What I'm trying to do is a variation of this paper:
(1) convert DNA sequences to one-hot encoding vectors; ✓
(2) use a 1 dimensional convolutional neural network; ✓
(3) with max pooling; ✓
(4) send the output to a bidirectional RNN; ⓧ
(5) classify the input;
I cannot figure out how to get the shapes to match up on the Bidirectional RNN. I can't even get an ordinary RNN to work at this stage. How can I restructure the incoming layers to work with a Bidirectional RNN?
Note:
The original code came from https://github.com/uci-cbcl/DanQ/blob/master/DanQ_train.py but I simplified the output layer to just do binary classification. This processed was described (kind of) in https://github.com/fchollet/keras/issues/3322 but I cannot get it to work with the updated keras. The original code (and the 2nd link) work on a very large dataset so I am generating some fake data to illustrate the concept. They are also using an older version of keras where key functionality changes have been made since then.
# Imports
import tensorflow as tf
import numpy as np
from tensorflow.python.keras._impl.keras.layers.core import *
from tensorflow.python.keras._impl.keras.layers import Conv1D, MaxPooling1D, SimpleRNN, Bidirectional, Input
from tensorflow.python.keras._impl.keras.models import Model, Sequential
# Set up TensorFlow backend
K = tf.keras.backend
K.set_session(tf.Session())
np.random.seed(0) # For keras?
# Constants
NUMBER_OF_POSITIONS = 40
NUMBER_OF_CLASSES = 2
NUMBER_OF_SAMPLES_IN_EACH_CLASS = 25
# Generate sequences
https://pastebin.com/GvfLQte2
# Build model
# ===========
# Input Layer
input_layer = Input(shape=(NUMBER_OF_POSITIONS,4))
# Hidden Layers
y = Conv1D(100, 10, strides=1, activation="relu", )(input_layer)
y = MaxPooling1D(pool_size=5, strides=5)(y)
y = Flatten()(y)
y = Bidirectional(SimpleRNN(100, return_sequences = True, activation="tanh", ))(y)
y = Flatten()(y)
y = Dense(100, activation='relu')(y)
# Output layer
output_layer = Dense(NUMBER_OF_CLASSES, activation="softmax")(y)
model = Model(input_layer, output_layer)
model.compile(optimizer="adam", loss="categorical_crossentropy", )
model.summary()
# ~/anaconda/lib/python3.6/site-packages/tensorflow/python/keras/_impl/keras/layers/recurrent.py in build(self, input_shape)
# 1049 input_shape = tensor_shape.TensorShape(input_shape).as_list()
# 1050 batch_size = input_shape[0] if self.stateful else None
# -> 1051 self.input_dim = input_shape[2]
# 1052 self.input_spec[0] = InputSpec(shape=(batch_size, None, self.input_dim))
# 1053
# IndexError: list index out of range
You don't need to restructure anything at all to get the output of a Conv1D layer into an LSTM layer.
So, the problem is simply the presence of the Flatten layer, which destroys the shape.
These are the shapes used by Conv1D and LSTM:
Conv1D: (batch, length, channels)
LSTM: (batch, timeSteps, features)
Length is the same as timeSteps, and channels is the same as features.
Using the Bidirectional wrapper won't change a thing either.
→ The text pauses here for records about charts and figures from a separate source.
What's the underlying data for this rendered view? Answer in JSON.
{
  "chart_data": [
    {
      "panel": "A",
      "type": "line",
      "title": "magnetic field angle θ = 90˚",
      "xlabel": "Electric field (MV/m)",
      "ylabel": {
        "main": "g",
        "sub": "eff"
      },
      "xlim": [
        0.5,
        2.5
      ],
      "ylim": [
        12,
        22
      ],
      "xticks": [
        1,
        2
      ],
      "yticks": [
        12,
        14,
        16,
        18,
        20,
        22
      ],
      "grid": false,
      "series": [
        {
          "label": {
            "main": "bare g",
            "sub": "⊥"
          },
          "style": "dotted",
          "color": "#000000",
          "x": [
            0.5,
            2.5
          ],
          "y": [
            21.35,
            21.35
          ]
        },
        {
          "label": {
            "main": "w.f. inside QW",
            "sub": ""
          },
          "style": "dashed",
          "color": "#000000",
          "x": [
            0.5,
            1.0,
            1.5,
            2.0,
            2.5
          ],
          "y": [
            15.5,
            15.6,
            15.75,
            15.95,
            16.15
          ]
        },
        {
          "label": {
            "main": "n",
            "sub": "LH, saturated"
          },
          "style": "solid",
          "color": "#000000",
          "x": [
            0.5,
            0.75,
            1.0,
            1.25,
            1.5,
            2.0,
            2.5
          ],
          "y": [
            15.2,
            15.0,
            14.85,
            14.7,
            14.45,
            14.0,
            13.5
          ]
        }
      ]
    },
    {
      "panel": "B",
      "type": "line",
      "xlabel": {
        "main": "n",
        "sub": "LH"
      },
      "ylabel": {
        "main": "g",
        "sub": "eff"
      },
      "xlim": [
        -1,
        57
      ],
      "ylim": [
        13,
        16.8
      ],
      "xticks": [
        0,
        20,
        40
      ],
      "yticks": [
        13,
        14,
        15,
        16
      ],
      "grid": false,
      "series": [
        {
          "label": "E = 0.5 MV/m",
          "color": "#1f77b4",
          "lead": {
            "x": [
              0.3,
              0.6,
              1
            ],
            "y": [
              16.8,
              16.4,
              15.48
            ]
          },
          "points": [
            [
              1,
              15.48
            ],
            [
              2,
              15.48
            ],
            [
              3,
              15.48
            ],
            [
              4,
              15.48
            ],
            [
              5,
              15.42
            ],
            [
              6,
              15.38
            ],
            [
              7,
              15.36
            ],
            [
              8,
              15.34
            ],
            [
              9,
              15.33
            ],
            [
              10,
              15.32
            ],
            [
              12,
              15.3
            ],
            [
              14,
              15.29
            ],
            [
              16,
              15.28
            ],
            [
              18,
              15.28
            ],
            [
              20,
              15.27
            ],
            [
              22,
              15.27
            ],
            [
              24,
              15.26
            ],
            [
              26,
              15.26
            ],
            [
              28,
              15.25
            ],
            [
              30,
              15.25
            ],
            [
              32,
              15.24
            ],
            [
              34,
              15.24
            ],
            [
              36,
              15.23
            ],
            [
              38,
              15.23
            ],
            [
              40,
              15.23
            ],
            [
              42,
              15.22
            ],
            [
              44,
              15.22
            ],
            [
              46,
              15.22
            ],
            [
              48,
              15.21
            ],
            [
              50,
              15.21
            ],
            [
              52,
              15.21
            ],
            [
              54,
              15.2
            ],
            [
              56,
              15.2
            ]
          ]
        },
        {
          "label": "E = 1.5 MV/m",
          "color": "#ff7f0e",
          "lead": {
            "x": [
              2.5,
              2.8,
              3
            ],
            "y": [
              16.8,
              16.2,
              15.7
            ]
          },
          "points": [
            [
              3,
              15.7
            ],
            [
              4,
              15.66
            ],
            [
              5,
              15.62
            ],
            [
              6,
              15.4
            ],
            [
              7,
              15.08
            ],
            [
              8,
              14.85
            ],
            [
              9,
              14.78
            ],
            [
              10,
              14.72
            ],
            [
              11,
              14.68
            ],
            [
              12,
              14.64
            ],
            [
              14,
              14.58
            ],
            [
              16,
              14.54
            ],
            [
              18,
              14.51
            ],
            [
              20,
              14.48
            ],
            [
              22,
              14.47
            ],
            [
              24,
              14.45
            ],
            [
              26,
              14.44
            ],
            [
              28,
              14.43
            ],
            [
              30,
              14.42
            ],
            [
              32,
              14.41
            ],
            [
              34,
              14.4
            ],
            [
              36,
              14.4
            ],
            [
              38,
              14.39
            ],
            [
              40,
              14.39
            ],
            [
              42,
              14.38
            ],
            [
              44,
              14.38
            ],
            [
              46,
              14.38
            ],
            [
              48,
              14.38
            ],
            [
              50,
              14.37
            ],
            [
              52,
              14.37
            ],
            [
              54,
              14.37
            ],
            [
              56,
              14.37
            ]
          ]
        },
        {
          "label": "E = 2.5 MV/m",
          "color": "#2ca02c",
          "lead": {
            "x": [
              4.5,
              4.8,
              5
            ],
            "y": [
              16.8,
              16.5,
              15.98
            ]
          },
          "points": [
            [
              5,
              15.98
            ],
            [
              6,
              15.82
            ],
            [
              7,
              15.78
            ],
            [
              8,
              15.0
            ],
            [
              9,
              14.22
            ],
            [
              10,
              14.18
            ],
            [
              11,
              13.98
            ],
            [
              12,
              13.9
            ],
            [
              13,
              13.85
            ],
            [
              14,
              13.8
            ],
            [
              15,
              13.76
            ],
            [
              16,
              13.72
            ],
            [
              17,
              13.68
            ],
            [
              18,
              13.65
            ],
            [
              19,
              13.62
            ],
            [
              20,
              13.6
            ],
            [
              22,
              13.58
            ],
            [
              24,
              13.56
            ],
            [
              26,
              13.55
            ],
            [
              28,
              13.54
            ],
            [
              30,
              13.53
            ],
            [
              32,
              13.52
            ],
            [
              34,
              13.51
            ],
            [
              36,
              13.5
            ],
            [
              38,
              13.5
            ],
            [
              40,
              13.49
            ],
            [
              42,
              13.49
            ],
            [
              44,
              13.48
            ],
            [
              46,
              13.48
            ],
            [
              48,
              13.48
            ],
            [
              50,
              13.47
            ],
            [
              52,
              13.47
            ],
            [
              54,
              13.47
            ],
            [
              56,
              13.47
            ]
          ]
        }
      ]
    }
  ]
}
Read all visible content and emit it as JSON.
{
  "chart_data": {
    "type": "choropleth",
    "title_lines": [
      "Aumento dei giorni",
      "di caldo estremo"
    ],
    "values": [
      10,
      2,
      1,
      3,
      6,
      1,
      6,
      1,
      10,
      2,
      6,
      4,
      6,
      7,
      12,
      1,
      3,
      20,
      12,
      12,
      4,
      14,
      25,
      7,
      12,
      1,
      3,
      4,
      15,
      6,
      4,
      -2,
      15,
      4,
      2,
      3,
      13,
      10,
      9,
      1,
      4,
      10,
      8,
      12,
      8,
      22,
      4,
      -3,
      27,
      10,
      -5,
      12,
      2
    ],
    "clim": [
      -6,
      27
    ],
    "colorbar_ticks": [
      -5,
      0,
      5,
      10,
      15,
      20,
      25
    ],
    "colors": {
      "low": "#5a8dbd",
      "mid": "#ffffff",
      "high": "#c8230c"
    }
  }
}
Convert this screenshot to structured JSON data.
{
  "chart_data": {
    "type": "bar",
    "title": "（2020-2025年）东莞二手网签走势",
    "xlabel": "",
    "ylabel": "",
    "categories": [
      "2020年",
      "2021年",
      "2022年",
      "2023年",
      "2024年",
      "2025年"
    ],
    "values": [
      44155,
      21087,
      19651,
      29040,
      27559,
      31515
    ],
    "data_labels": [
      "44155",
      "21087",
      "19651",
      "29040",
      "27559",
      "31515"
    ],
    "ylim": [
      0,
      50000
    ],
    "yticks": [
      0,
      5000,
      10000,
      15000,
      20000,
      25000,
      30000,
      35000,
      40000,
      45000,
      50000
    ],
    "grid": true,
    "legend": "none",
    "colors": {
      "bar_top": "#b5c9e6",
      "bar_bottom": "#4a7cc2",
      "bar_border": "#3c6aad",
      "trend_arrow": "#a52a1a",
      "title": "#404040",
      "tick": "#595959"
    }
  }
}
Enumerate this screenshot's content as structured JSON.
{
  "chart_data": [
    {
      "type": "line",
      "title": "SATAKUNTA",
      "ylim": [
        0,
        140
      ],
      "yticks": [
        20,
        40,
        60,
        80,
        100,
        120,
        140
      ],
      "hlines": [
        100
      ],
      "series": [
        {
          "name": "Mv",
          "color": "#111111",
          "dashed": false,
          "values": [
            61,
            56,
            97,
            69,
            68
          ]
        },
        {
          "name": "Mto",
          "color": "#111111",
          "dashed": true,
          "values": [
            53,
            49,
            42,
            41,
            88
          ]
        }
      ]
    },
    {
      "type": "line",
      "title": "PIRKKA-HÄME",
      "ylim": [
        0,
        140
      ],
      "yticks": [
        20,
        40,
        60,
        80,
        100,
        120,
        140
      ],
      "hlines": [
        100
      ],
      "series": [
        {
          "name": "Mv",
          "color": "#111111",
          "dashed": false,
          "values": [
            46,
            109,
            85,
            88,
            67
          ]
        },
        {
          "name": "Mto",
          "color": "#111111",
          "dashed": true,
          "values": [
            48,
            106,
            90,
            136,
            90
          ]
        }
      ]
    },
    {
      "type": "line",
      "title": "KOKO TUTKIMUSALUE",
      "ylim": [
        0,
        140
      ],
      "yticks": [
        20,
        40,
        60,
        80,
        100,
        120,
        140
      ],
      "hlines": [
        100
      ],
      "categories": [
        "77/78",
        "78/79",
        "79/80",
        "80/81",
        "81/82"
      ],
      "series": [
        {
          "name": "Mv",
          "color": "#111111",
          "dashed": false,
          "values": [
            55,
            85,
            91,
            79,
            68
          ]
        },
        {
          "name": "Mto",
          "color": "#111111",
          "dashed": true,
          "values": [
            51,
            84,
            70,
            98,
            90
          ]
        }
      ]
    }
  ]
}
It will only duplicate your output features.
Classifying.
If you're going to classify the entire sequence as a whole, your last LSTM must use return_sequences=False. (Or you may use some flatten + dense instead after)
If you're going to classify each step of the sequence, all your LSTMs should have return_sequences=True. You should not flatten the data after them.